Getting the Package

HDP Search packages are hosted in the Hortonworks repositories, and your cluster must be able to access the package repositories for successful installation.

Installation instructions for supported operating systems is available from the Hortonworks documentation at Installing HDP Search.

The RPM package is signed. To validate the package, you should add the gpg key to your server.

# Get the key
gpg --keyserver pgp.mit.edu --recv-keys 7884ED70
# Export the key
gpg -a --export 7884ED70 > RPM-GPG-KEY-lucidworks
# Import the key to RPM
rpm --import RPM-GPG-KEY-lucidworks

Please see the HDP documentation for details on how to set up your system to access the Hortonworks package repositories.

After installation, the HDP 2.5.x files will be found in the /opt/lucidworks-hdpsearch directory. See the section HDP Search Directory Layout for details about the directory layout after installation.

Initial Solr Setup

When using Solr with HDP Search, you should run Solr in SolrCloud mode, which provides central configuration for a cluster of Solr servers, automatic load balancing and fail-over for queries, and distributed index replication. This mode is set when starting Solr.

SolrCloud relies on Apache ZooKeeper to coordinate requests between the nodes of the cluster. It’s recommended to use the ZooKeeper ensemble running with HDP 2.5.x for this purpose.

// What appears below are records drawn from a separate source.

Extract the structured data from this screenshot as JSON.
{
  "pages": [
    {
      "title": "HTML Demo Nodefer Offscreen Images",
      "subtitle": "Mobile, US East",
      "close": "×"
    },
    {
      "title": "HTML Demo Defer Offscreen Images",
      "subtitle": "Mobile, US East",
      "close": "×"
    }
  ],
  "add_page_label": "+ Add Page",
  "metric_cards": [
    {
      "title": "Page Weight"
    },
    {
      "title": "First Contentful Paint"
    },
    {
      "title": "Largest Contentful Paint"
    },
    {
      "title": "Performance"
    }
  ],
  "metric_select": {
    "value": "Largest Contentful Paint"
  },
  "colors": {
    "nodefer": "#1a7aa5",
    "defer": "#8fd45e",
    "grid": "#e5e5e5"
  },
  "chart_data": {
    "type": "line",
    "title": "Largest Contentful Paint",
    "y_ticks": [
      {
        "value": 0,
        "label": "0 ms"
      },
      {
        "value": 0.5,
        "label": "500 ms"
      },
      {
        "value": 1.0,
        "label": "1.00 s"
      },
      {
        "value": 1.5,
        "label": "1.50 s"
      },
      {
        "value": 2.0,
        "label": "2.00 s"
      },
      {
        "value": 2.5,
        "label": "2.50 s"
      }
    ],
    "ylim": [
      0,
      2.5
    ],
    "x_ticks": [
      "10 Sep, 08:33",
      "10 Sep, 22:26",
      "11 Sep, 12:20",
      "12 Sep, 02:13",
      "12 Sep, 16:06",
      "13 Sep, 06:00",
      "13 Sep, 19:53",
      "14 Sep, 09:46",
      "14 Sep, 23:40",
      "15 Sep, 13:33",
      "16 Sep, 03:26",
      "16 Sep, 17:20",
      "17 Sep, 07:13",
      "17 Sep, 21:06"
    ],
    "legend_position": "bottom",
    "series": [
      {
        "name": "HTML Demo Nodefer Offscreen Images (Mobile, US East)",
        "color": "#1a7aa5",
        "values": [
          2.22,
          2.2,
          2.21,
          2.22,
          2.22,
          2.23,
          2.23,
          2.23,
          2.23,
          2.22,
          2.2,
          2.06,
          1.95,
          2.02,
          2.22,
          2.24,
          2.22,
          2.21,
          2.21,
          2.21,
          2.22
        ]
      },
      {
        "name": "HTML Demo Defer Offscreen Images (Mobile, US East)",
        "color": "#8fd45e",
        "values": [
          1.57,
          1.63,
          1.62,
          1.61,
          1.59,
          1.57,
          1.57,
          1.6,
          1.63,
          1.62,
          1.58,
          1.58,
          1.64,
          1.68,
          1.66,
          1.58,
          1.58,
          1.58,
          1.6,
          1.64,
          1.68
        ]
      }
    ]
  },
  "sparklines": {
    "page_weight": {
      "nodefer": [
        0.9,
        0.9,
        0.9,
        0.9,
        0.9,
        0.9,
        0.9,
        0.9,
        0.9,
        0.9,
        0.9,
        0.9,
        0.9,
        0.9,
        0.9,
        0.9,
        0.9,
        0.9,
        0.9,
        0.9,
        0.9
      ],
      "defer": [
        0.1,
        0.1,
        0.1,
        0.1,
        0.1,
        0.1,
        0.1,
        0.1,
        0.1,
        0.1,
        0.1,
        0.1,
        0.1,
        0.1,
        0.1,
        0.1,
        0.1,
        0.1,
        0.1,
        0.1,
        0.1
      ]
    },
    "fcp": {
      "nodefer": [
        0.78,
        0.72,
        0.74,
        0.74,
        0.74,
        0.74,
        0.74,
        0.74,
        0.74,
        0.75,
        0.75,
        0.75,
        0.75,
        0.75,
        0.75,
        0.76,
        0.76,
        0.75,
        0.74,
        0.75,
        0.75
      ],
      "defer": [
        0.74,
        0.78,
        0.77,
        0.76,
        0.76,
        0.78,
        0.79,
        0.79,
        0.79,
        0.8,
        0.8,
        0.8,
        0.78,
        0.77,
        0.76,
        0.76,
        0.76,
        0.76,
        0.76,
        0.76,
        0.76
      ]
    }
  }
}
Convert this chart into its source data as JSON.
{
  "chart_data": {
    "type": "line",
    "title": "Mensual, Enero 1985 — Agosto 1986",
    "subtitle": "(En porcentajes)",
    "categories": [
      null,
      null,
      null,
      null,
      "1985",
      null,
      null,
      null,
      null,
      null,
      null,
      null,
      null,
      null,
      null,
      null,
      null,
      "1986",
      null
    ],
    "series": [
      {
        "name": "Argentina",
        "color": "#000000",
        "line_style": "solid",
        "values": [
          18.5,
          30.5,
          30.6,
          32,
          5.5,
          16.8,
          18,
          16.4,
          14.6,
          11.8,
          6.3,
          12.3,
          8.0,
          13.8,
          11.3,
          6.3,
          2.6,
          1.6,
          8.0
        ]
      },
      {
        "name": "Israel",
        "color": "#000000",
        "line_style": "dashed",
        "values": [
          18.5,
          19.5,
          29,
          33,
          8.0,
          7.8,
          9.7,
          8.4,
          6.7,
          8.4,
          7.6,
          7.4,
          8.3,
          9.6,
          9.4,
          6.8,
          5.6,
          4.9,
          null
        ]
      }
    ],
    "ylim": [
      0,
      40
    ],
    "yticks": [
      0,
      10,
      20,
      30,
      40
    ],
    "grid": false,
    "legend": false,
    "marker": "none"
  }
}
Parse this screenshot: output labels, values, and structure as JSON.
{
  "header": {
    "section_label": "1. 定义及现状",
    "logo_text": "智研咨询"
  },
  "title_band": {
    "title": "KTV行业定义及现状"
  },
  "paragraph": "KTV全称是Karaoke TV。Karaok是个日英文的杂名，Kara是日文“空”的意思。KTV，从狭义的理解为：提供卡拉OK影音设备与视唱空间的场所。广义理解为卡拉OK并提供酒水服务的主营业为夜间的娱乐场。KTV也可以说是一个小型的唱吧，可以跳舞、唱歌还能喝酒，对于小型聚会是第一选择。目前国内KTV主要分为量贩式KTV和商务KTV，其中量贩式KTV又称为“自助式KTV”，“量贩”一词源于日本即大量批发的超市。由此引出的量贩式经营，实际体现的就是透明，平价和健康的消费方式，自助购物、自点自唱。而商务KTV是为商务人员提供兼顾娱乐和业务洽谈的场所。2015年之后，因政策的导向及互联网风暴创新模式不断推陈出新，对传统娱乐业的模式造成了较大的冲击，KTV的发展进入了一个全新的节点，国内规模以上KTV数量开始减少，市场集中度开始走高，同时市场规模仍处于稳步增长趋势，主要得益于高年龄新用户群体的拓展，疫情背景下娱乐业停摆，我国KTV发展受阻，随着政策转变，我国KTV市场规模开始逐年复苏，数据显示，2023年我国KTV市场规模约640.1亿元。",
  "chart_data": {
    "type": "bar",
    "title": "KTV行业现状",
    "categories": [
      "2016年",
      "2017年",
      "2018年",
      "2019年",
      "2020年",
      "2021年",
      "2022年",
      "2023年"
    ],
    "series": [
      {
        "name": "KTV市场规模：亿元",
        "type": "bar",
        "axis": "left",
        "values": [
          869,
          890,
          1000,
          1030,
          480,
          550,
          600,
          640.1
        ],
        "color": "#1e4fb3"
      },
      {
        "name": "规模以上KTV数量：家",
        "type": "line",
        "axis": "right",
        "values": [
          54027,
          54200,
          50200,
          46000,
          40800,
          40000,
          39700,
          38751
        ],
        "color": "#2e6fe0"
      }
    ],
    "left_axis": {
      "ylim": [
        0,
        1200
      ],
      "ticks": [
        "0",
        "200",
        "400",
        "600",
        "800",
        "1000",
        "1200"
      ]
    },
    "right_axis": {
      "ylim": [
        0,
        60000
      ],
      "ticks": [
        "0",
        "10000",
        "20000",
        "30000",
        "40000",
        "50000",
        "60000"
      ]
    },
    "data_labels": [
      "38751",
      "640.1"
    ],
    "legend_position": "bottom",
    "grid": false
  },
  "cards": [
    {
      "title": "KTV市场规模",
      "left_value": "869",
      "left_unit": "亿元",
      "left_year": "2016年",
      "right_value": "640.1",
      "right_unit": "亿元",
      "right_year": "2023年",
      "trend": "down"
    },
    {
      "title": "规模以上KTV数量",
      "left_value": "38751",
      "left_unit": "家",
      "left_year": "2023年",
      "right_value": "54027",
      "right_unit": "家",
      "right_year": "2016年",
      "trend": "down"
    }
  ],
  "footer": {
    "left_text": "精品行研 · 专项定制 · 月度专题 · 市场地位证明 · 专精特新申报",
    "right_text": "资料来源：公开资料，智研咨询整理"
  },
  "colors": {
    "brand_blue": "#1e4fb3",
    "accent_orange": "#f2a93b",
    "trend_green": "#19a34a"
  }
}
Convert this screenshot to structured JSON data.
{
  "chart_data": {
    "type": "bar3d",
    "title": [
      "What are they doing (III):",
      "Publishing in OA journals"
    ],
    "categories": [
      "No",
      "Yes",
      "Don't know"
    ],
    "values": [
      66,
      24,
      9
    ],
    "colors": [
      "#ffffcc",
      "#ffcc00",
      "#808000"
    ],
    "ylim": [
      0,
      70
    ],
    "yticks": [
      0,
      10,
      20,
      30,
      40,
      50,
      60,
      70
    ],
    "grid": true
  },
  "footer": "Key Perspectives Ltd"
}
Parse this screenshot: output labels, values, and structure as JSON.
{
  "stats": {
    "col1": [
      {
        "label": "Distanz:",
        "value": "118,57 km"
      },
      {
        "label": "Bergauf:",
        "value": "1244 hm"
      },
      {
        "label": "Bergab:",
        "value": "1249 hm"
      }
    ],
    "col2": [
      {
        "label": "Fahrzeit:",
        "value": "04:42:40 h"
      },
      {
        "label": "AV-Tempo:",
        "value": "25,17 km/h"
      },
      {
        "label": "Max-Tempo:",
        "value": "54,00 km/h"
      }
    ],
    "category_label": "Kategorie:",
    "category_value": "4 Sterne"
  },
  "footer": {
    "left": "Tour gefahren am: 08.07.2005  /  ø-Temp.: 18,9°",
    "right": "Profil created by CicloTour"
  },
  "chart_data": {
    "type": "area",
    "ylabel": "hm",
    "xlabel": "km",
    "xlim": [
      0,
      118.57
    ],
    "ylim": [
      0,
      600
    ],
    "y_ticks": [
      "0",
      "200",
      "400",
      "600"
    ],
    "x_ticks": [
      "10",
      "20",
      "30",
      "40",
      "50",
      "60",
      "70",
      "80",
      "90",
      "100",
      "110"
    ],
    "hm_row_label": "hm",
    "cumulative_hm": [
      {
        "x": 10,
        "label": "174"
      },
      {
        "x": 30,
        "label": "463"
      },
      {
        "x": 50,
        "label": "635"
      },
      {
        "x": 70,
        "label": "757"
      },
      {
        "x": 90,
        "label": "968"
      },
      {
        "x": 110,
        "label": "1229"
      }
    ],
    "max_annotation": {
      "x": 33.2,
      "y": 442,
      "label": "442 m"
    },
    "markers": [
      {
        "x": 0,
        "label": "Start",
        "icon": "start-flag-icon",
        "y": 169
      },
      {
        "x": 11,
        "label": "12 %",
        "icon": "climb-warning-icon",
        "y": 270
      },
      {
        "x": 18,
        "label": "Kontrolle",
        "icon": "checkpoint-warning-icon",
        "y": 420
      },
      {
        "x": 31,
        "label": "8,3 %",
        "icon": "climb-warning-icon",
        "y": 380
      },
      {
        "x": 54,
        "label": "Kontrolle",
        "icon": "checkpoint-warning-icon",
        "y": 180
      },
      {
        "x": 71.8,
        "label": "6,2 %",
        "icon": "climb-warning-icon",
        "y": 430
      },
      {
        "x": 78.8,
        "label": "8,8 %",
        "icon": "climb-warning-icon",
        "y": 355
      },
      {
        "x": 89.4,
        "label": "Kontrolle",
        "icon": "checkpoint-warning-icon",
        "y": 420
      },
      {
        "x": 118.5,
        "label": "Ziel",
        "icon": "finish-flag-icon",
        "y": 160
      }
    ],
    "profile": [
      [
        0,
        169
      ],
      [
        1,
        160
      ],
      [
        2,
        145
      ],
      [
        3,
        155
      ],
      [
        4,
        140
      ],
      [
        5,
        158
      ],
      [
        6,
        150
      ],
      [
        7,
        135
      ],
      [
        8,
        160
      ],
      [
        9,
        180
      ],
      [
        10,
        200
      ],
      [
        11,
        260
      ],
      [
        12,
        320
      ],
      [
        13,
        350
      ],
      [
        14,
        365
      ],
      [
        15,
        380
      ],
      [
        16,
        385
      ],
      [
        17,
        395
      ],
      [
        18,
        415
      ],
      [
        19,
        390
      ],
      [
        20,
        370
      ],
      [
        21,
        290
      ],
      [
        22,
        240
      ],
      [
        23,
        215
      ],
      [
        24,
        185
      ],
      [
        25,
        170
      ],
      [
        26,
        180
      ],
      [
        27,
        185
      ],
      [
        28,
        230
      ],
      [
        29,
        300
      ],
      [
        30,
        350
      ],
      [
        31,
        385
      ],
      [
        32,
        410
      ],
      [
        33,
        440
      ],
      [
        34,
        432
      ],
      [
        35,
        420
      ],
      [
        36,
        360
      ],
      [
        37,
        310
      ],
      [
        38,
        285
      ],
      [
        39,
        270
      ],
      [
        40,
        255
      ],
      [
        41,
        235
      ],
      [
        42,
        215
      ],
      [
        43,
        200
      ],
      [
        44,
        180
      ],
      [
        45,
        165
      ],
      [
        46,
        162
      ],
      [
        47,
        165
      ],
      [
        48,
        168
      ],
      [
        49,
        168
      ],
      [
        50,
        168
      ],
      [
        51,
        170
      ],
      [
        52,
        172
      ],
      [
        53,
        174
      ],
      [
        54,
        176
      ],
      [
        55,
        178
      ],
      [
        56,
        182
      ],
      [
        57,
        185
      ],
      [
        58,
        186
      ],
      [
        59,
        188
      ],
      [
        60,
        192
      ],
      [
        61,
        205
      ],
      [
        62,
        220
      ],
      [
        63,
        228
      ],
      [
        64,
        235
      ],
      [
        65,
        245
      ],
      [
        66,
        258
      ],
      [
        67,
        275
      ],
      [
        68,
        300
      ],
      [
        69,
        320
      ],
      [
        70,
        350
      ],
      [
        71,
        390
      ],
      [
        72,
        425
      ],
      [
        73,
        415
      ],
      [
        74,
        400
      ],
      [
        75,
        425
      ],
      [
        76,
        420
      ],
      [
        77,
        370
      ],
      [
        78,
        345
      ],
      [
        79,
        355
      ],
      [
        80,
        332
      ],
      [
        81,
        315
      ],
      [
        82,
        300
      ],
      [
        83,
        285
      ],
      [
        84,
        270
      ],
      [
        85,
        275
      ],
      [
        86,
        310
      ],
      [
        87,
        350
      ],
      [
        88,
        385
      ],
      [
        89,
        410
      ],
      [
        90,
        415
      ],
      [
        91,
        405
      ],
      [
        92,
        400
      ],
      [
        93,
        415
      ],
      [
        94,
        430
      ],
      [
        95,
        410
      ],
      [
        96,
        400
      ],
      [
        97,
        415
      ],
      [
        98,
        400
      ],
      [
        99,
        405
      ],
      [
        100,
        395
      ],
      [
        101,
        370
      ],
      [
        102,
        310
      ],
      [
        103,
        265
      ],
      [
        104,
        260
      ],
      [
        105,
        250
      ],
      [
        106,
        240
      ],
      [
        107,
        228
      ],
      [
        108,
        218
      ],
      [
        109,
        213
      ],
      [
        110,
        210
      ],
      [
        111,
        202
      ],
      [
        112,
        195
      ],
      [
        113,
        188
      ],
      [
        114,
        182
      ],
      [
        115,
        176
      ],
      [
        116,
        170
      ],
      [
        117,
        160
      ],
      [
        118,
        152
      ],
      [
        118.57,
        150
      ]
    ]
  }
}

The guide Getting Started with Solr will review some basics to get you started with Solr. More information about the concepts included in SolrCloud are contained in the Apache Solr Reference Guide section on SolrCloud.

When manually installing Solr with HDP 2.5.x, you need to make some modifications to some Solr-specific configuration files before starting Solr.

Prepare Solr For HDFS

In a new installation, Solr includes three sets of sample configuration files that you can use when getting started with Solr. If you choose one of these configsets when working in SolrCloud mode, the configuration files are uploaded to ZooKeeper and managed centrally for all Solr nodes.

It’s best to modify the configset before starting Solr (and before the configuration files are uploaded to Solr), when possible. However, if you do need to make changes later, a Config API is available to modify the configurations if necessary.

Available Configsets

The configset files are found in /opt/lucidworks-hdpsearch/solr/server/solr/configsets. If you want to modify any of the default configsets, simply make a copy of the directory with whatever name you choose.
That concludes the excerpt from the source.